Other than classes, Rust comes without another well-known companion: null. In the absence of pointers and with a very different memory management model, there is no typical null pointer/reference.
Instead, the language works with Option and Result types that let developers model success or failure. In fact, there is no exception system either, so any failed execution of a function should be indicated in the return type. Only in rare cases when immediate termination is required does the language provide a macro for panicking: panic!().

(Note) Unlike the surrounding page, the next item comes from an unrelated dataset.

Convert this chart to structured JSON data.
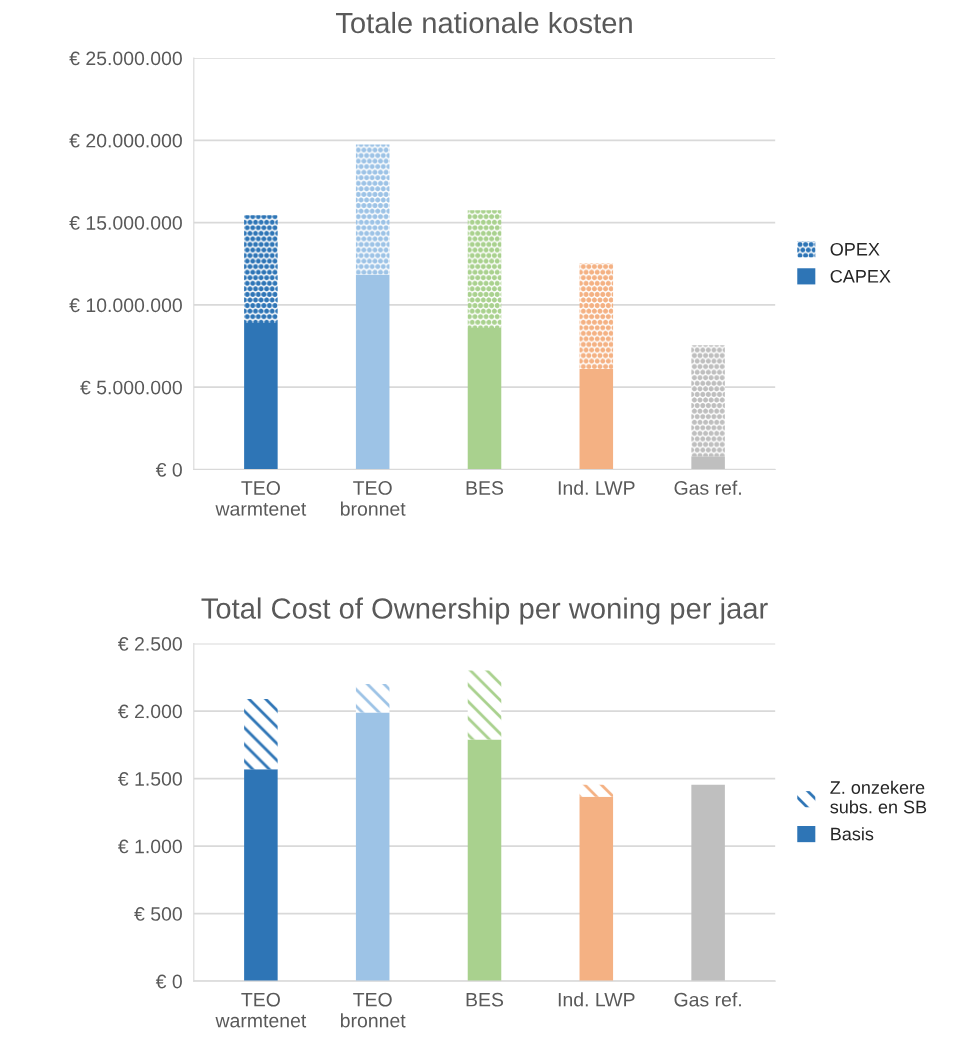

Option<T> and Result<T, E> both encapsulate one (Option<T>) or two (Result<T, E>) values that can be returned to communicate an error or whether something was found or not. For example, a find() function could return Option<T>, whereas something like read_file() would typically have a Result<T, E> return type to communicate the content or errors:
fn find(needle: u16, haystack: Vec<u16>) -> Option<usize> {
// find the needle in the haystack
}
fn read_file(path: &str) -> Result<String, io::Error> {
// open the path as a file and read it
}
Handling those return values is often done with match or if let clauses in order to handle the cases of success or failure:
match find(2, vec![1,3,4,5]) {
Some(_) => println!("Found!"),
None => println!("Not found :(")
}
// another way
if let Some(result) = find(2, vec![1,2,3,4]) {
println!("Found!")
}
// similarly for results!
match read_file("/tmp/not/a/file") {
Ok(content) => println!(content),
Err(error) => println!("Oh no!")
}
This is due to Option<T> and Result<T, E> both being enumerations that have generic type parameters; they can assume any type in their variants. Matching on their variants provides access to their inner values and types to allow a branch of the code to be executed and handle the case accordingly. Not only does this eliminate the need for constructs such as try/catch with multiple—sometimes cast—exception arms, it makes failure part of the normal workflow that needs to be taken care of.